Figure 1. mRNA-1769 enhanced viral control and disease attenuation compared with MVA. (Mucker E M, et al., 2024)
"With mRNA technology, we were able to produce a vaccine that produced a fairly effective response with a very good safety profile," said Jay Hooper, a virologist at the U.S. Army Medical Research Institute of Infectious Diseases. "We have been working to develop a vaccine that can protect against viral transmission like the ACAM2000 vaccine, but without the safety issues. Our study shows that mRNA technology may fill this gap."
When the researchers compared the immune responses elicited by the mRNA vaccine and the MVA vaccine, they found that the mRNA vaccine produced a higher number of antibodies with more diverse immune functions. The study also identified different classes of antibodies that were associated with enhanced viral control and fewer lesions. The mRNA vaccine also showed the potential to induce cross-immunity to other poxviruses, while the MVA vaccine produced a smaller immune response and had a weaker neutralizing effect on more distantly related poxviruses. It neutralized not only monkeypox, but also viruses such as cowpox, rabbitpox, camelpox and sheeppox. This vaccine may protect against other poxvirus threats that may emerge in the future.

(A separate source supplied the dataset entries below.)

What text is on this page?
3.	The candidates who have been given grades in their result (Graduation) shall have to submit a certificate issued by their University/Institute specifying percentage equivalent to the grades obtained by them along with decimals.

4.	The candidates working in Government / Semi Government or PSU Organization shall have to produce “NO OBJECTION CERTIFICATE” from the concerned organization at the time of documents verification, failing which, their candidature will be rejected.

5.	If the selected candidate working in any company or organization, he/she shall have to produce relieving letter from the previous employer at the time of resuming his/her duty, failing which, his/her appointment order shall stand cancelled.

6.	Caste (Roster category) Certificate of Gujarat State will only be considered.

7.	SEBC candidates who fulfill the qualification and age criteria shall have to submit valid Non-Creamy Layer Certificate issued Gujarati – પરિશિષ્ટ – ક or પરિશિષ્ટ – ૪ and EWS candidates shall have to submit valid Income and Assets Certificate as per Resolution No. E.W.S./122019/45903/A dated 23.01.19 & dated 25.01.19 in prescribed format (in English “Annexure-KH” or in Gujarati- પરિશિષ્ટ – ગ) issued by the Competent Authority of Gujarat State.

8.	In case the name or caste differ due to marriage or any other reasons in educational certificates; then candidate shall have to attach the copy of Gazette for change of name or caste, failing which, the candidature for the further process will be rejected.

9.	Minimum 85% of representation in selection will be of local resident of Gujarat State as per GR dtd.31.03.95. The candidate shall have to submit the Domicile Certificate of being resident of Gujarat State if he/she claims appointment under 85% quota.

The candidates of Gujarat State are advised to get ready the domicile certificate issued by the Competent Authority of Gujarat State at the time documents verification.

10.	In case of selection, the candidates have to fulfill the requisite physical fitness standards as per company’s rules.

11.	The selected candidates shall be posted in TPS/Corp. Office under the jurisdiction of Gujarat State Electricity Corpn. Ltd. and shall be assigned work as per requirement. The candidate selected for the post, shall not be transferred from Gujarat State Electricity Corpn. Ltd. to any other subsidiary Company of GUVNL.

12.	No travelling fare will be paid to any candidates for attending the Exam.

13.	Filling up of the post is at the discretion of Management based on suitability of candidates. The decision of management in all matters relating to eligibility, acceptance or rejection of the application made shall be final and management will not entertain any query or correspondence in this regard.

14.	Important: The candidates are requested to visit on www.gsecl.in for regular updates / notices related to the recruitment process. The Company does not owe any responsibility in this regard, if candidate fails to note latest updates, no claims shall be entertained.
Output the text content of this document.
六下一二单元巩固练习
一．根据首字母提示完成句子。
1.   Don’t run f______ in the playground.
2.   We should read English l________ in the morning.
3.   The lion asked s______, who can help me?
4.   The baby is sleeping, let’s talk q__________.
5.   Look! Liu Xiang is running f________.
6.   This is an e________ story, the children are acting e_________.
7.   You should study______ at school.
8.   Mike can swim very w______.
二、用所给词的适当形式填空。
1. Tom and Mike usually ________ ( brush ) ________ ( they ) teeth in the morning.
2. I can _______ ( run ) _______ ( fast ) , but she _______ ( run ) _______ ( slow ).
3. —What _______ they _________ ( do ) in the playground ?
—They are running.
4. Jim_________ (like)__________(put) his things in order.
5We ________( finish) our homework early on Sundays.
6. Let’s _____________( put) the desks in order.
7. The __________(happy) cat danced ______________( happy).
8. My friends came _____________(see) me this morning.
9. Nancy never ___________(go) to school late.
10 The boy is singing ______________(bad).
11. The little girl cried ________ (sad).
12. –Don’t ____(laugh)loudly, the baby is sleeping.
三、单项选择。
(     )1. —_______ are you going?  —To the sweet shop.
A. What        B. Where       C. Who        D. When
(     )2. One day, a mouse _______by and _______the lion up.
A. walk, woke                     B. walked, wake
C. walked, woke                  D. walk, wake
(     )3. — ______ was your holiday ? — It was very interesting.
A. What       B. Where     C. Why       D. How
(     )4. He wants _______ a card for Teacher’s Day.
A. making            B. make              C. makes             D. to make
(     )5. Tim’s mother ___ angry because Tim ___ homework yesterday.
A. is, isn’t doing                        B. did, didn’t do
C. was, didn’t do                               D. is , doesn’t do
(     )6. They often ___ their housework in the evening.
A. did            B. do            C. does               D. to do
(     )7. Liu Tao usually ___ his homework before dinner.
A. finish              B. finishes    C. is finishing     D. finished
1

It is reported that Moderna's mRNA-1769 vaccine is currently being evaluated in a Phase 1/2 clinical trial (NCT05995275) to determine the safety, tolerability and immune response of a series of doses of mRNA-1769 vaccine in humans.
Reference
Mucker E M, et al. Comparison of protection against mpox following mRNA or modified vaccinia Ankara vaccination in nonhuman primates. Cell, 2024.